The Nagas

Hill Peoples of Northeast India

Project Introduction The Naga Database

manuscript notes made by W.G. Archer between 1946 & 1948, and miscellaneous papers and letters

caption: letter from W.G. Archer to D.C. about substitution of monkey heads for human heads
medium: notesletters
person: Kankai morung
ethnicgroup: Konyak
location: Wakching Kongan (Kongon) Chi (Chui) Anphang (Angpang) Chingkao Namsang Mom Shiong Hungphoi (Honfoi) Yungya (Yongya)
date: 15.6.1947
person: Archer/ W.G.
date: 1946-1948
refnum: 13:11
text: Office of the Subdivisional Officer Mokokchung.
text: dated Camp Wakching 15th June 1947
text: D.C.
text: In my memo no. 3662G dated 30th March 1947, I mentioned that Kongon spoke very bitterly of the results which attended the use of a monkey's head instead of a man's when they made their last log drum. 'Ten men died', they said 'and it was all due to that'. Since then there has been an important sequel and I am therefore submitting the following more detailed report.
text: The drum in question was made by the Kankai morung in November 1946 and since head-taking is forbidden amongst administered Konyak villages, they offered a monkey's head as a substitute. In the next four months 10 men died and a further 5 expired in April and early May. The morung members applied the leaf test to divine the cause of so many deaths and in each case they got the same reply - that the deaths were due to the drum not having received the customary human head. They were becoming desperate and when they heard that the Ang of Chui had received a head about the middle of May, they decided to sent 5 envoys and beseech him to spare a fragment so that further ills might be averted.
text: Chui itself is in the Konyak control area and the head in question had been sent to the Ang by the friendly village of Angpang.
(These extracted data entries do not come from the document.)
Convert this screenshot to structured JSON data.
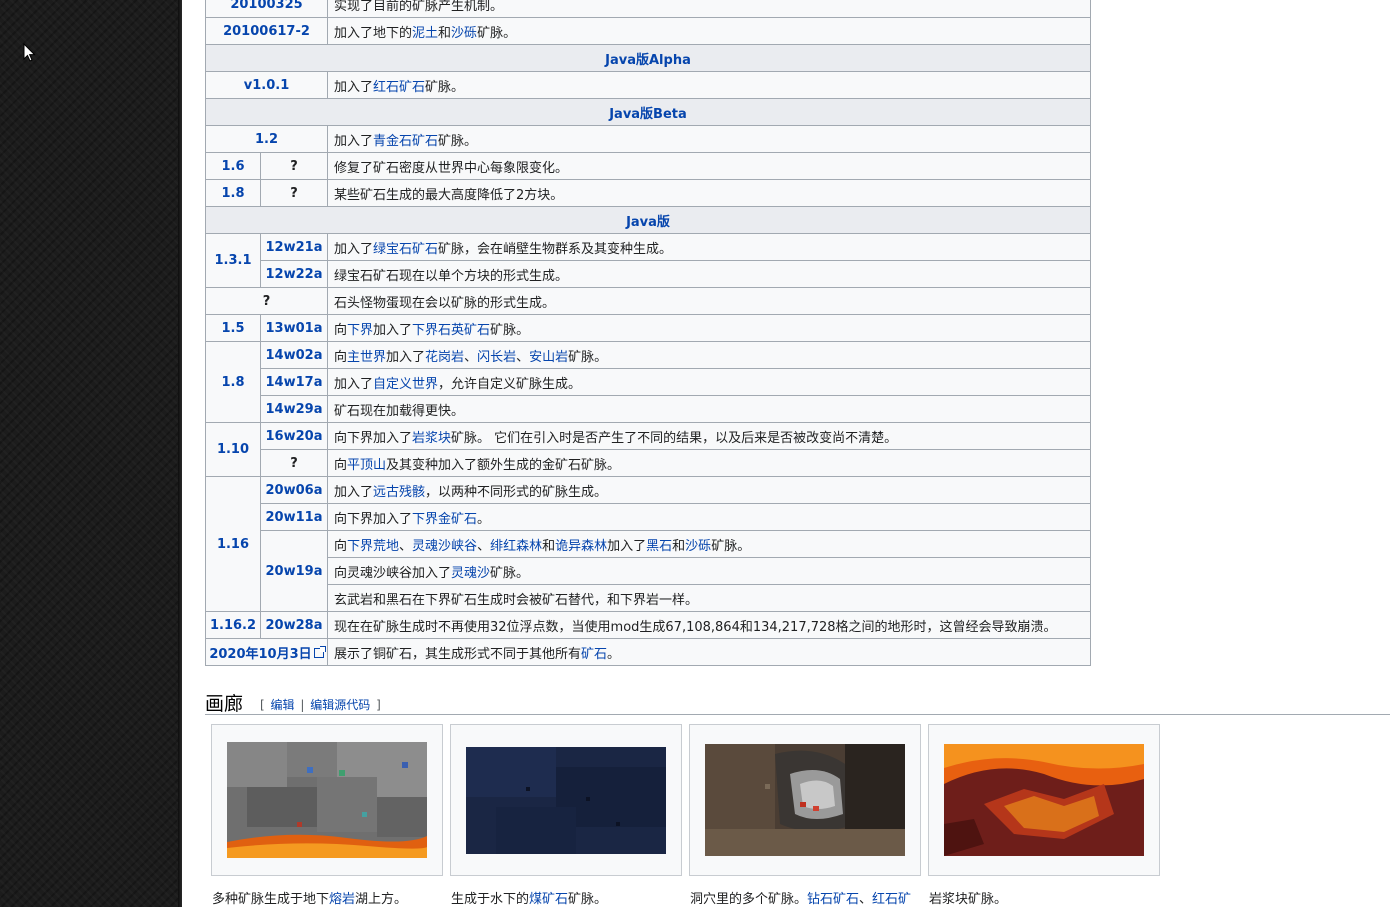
{
  "history_rows": [
    {
      "type": "full",
      "version": "20100325",
      "desc": [
        {
          "t": "实现了目前的矿脉产生机制。"
        }
      ]
    },
    {
      "type": "full",
      "version": "20100617-2",
      "desc": [
        {
          "t": "加入了地下的"
        },
        {
          "t": "泥土",
          "link": true
        },
        {
          "t": "和"
        },
        {
          "t": "沙砾",
          "link": true
        },
        {
          "t": "矿脉。"
        }
      ]
    },
    {
      "type": "section",
      "label": "Java版Alpha"
    },
    {
      "type": "full",
      "version": "v1.0.1",
      "desc": [
        {
          "t": "加入了"
        },
        {
          "t": "红石矿石",
          "link": true
        },
        {
          "t": "矿脉。"
        }
      ]
    },
    {
      "type": "section",
      "label": "Java版Beta"
    },
    {
      "type": "full",
      "version": "1.2",
      "desc": [
        {
          "t": "加入了"
        },
        {
          "t": "青金石矿石",
          "link": true
        },
        {
          "t": "矿脉。"
        }
      ]
    },
    {
      "type": "split",
      "version": "1.6",
      "sub": "?",
      "desc": [
        {
          "t": "修复了矿石密度从世界中心每象限变化。"
        }
      ]
    },
    {
      "type": "split",
      "version": "1.8",
      "sub": "?",
      "desc": [
        {
          "t": "某些矿石生成的最大高度降低了2方块。"
        }
      ]
    },
    {
      "type": "section",
      "label": "Java版"
    },
    {
      "type": "split",
      "version": "1.3.1",
      "span": 2,
      "sub": "12w21a",
      "desc": [
        {
          "t": "加入了"
        },
        {
          "t": "绿宝石矿石",
          "link": true
        },
        {
          "t": "矿脉，会在峭壁生物群系及其变种生成。"
        }
      ]
    },
    {
      "type": "sub",
      "sub": "12w22a",
      "desc": [
        {
          "t": "绿宝石矿石现在以单个方块的形式生成。"
        }
      ]
    },
    {
      "type": "full",
      "version": "?",
      "plain": true,
      "desc": [
        {
          "t": "石头怪物蛋现在会以矿脉的形式生成。"
        }
      ]
    },
    {
      "type": "split",
      "version": "1.5",
      "sub": "13w01a",
      "desc": [
        {
          "t": "向"
        },
        {
          "t": "下界",
          "link": true
        },
        {
          "t": "加入了"
        },
        {
          "t": "下界石英矿石",
          "link": true
        },
        {
          "t": "矿脉。"
        }
      ]
    },
    {
      "type": "split",
      "version": "1.8",
      "span": 3,
      "sub": "14w02a",
      "desc": [
        {
          "t": "向"
        },
        {
          "t": "主世界",
          "link": true
        },
        {
          "t": "加入了"
        },
        {
          "t": "花岗岩",
          "link": true
        },
        {
          "t": "、"
        },
        {
          "t": "闪长岩",
          "link": true
        },
        {
          "t": "、"
        },
        {
          "t": "安山岩",
          "link": true
        },
        {
          "t": "矿脉。"
        }
      ]
    },
    {
      "type": "sub",
      "sub": "14w17a",
      "desc": [
        {
          "t": "加入了"
        },
        {
          "t": "自定义世界",
          "link": true
        },
        {
          "t": "，允许自定义矿脉生成。"
        }
      ]
    },
    {
      "type": "sub",
      "sub": "14w29a",
      "desc": [
        {
          "t": "矿石现在加载得更快。"
        }
      ]
    },
    {
      "type": "split",
      "version": "1.10",
      "span": 2,
      "sub": "16w20a",
      "desc": [
        {
          "t": "向下界加入了"
        },
        {
          "t": "岩浆块",
          "link": true
        },
        {
          "t": "矿脉。 它们在引入时是否产生了不同的结果，以及后来是否被改变尚不清楚。"
        }
      ]
    },
    {
      "type": "sub",
      "sub": "?",
      "plain": true,
      "desc": [
        {
          "t": "向"
        },
        {
          "t": "平顶山",
          "link": true
        },
        {
          "t": "及其变种加入了额外生成的金矿石矿脉。"
        }
      ]
    },
    {
      "type": "split",
      "version": "1.16",
      "span": 5,
      "sub": "20w06a",
      "desc": [
        {
          "t": "加入了"
        },
        {
          "t": "远古残骸",
          "link": true
        },
        {
          "t": "，以两种不同形式的矿脉生成。"
        }
      ]
    },
    {
      "type": "sub",
      "sub": "20w11a",
      "desc": [
        {
          "t": "向下界加入了"
        },
        {
          "t": "下界金矿石",
          "link": true
        },
        {
          "t": "。"
        }
      ]
    },
    {
      "type": "sub",
      "sub": "20w19a",
      "span": 3,
      "desc": [
        {
          "t": "向"
        },
        {
          "t": "下界荒地",
          "link": true
        },
        {
          "t": "、"
        },
        {
          "t": "灵魂沙峡谷",
          "link": true
        },
        {
          "t": "、"
        },
        {
          "t": "绯红森林",
          "link": true
        },
        {
          "t": "和"
        },
        {
          "t": "诡异森林",
          "link": true
        },
        {
          "t": "加入了"
        },
        {
          "t": "黑石",
          "link": true
        },
        {
          "t": "和"
        },
        {
          "t": "沙砾",
          "link": true
        },
        {
          "t": "矿脉。"
        }
      ]
    },
    {
      "type": "desc",
      "desc": [
        {
          "t": "向灵魂沙峡谷加入了"
        },
        {
          "t": "灵魂沙",
          "link": true
        },
        {
          "t": "矿脉。"
        }
      ]
    },
    {
      "type": "desc",
      "desc": [
        {
          "t": "玄武岩和黑石在下界矿石生成时会被矿石替代，和下界岩一样。"
        }
      ]
    },
    {
      "type": "split",
      "version": "1.16.2",
      "sub": "20w28a",
      "desc": [
        {
          "t": "现在在矿脉生成时不再使用32位浮点数，当使用mod生成67,108,864和134,217,728格之间的地形时，这曾经会导致崩溃。"
        }
      ]
    },
    {
      "type": "full",
      "version": "2020年10月3日",
      "ext": true,
      "desc": [
        {
          "t": "展示了铜矿石，其生成形式不同于其他所有"
        },
        {
          "t": "矿石",
          "link": true
        },
        {
          "t": "。"
        }
      ]
    }
  ],
  "gallery": {
    "title": "画廊",
    "bracket_open": "[",
    "edit": "编辑",
    "sep": "|",
    "edit_source": "编辑源代码",
    "bracket_close": "]",
    "captions": [
      [
        {
          "t": "多种矿脉生成于地下"
        },
        {
          "t": "熔岩",
          "link": true
        },
        {
          "t": "湖上方。"
        }
      ],
      [
        {
          "t": "生成于水下的"
        },
        {
          "t": "煤矿石",
          "link": true
        },
        {
          "t": "矿脉。"
        }
      ],
      [
        {
          "t": "洞穴里的多个矿脉。"
        },
        {
          "t": "钻石矿石",
          "link": true
        },
        {
          "t": "、"
        },
        {
          "t": "红石矿",
          "link": true
        }
      ],
      [
        {
          "t": "岩浆块矿脉。"
        }
      ]
    ]
  },
  "colors": {
    "link": "#0645ad",
    "border": "#a2a9b1",
    "header_bg": "#eaecf0",
    "cell_bg": "#f8f9fa"
  }
}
During May Angpang - which is in the tribal area - had taken three heads from Chingkao ( also in the tribal area ). The Ang of Chui's son had not yet secured full warrior status and the complimentary head was sent to him so that the boy might now be granted warriors' honours.
text: As I understand the position, war is not forbidden between Angpang and Chingkao and so far as I know villages in the control area are also not debarred from accepting presents of heads. None of these three villages therefore seem to have acted incorrectly. I am told however that administered villages on the other hand have been strictly forbidden to receive heads - unless they are permitted to do so by an officer (as for example on the return of a punitive column.) About 10 years ago Namsang were fined Rs. 320/- for accepting a human finger from Mom while a little later Honfoi were also fined Rs. 60/- for similarly receiving a fragment from that village. In addition 3 of their morung youths spent a month in jail.
text: When the Kongon envoys reached Chui, they found a fresh head hanging on the menhirs outside the Ang's house. They asked for a fragment but at first the Ang refused. They pleaded with him for a day and at the end he allowed them a piece of skull about one inch long as well as half a finger. The envoys then left for home but in order to reach their village they were forced to pass through various lands of Shiong and Wakching. The millet was sprouting at the time and by taking a piece of human head through these villages they broke a Konyak genna. This genna forbids the movement of a head through a village until the plants have grown tall. The breach of the genna endangers the whole harvest. At Wakching the party was intercepted by Chingai and four dobashis all of whom personally saw the human fragments. The dobashis warned them that their action was against Government orders and they were allowed to proceed. When the news reached Shiong and Wakching there was great anger and dismay as it seemed now the harvest would be doomed.
text: When the party reached Kongon, they broke a similar prohibition of their own village but this was atoned for by a day's genna in which all the morungs took part and by the sacrifice of a dog. The human fragments were then offered to the drum and the Kankai morung celebrated the occasion with a great dance and a sacrificial feast.
text: As far as Shiong and Wakching are concerned, I have met all the parties and Kongon have agreed to pay Rs. 200/- towards the cost of the necessary sacrifices. These will now be performed by Shiong and Wakching so that if possible the ill effect of the breach of genna may be averted.
text: So far as Government are concerned, the matter seems to me much more difficult. On the one hand, the Kongon action was clearly against Government orders and if the morung is not punished other villages in the administered area are likely to negotiate similar transactions. Moreover it is obviously only a short step from receiving of a captured head to commissioning a new one. At the same time, there are various extenuating circumstances. When a punitive column went to Yongya in 1942 some heads were taken and these were distributed among a number of Konyak administered villages if not under express orders of the S.D.O., at least with his full connivance. (In certain other cases distribution was even done by the S.D.O. personally). Since Kongon is of the same Sub-tribe as Yongya, they were debarred by Konyak law from receiving any of these heads and their present need was therefore correspondingly acute. Against this background it could be argued that Kongon have only done at their own initiative what many other Konyak villages have done with Government 'approval'. Moreover in the present case, there is no suggestion that Kongon incited a village to take a head. At the most they merely secured a tiny fragment from one which had already been taken in the natural course of war. Finally the long series of deaths had obviously driven them to despair. Bearing in mind all these circumstances, I think that a warning will perhaps be sufficient and for the future all administered villages may be told that no such heads may be accepted or negotiated without the S.D.O's prior approval.
text: Additional Deputy Commissioner, Mokokchung.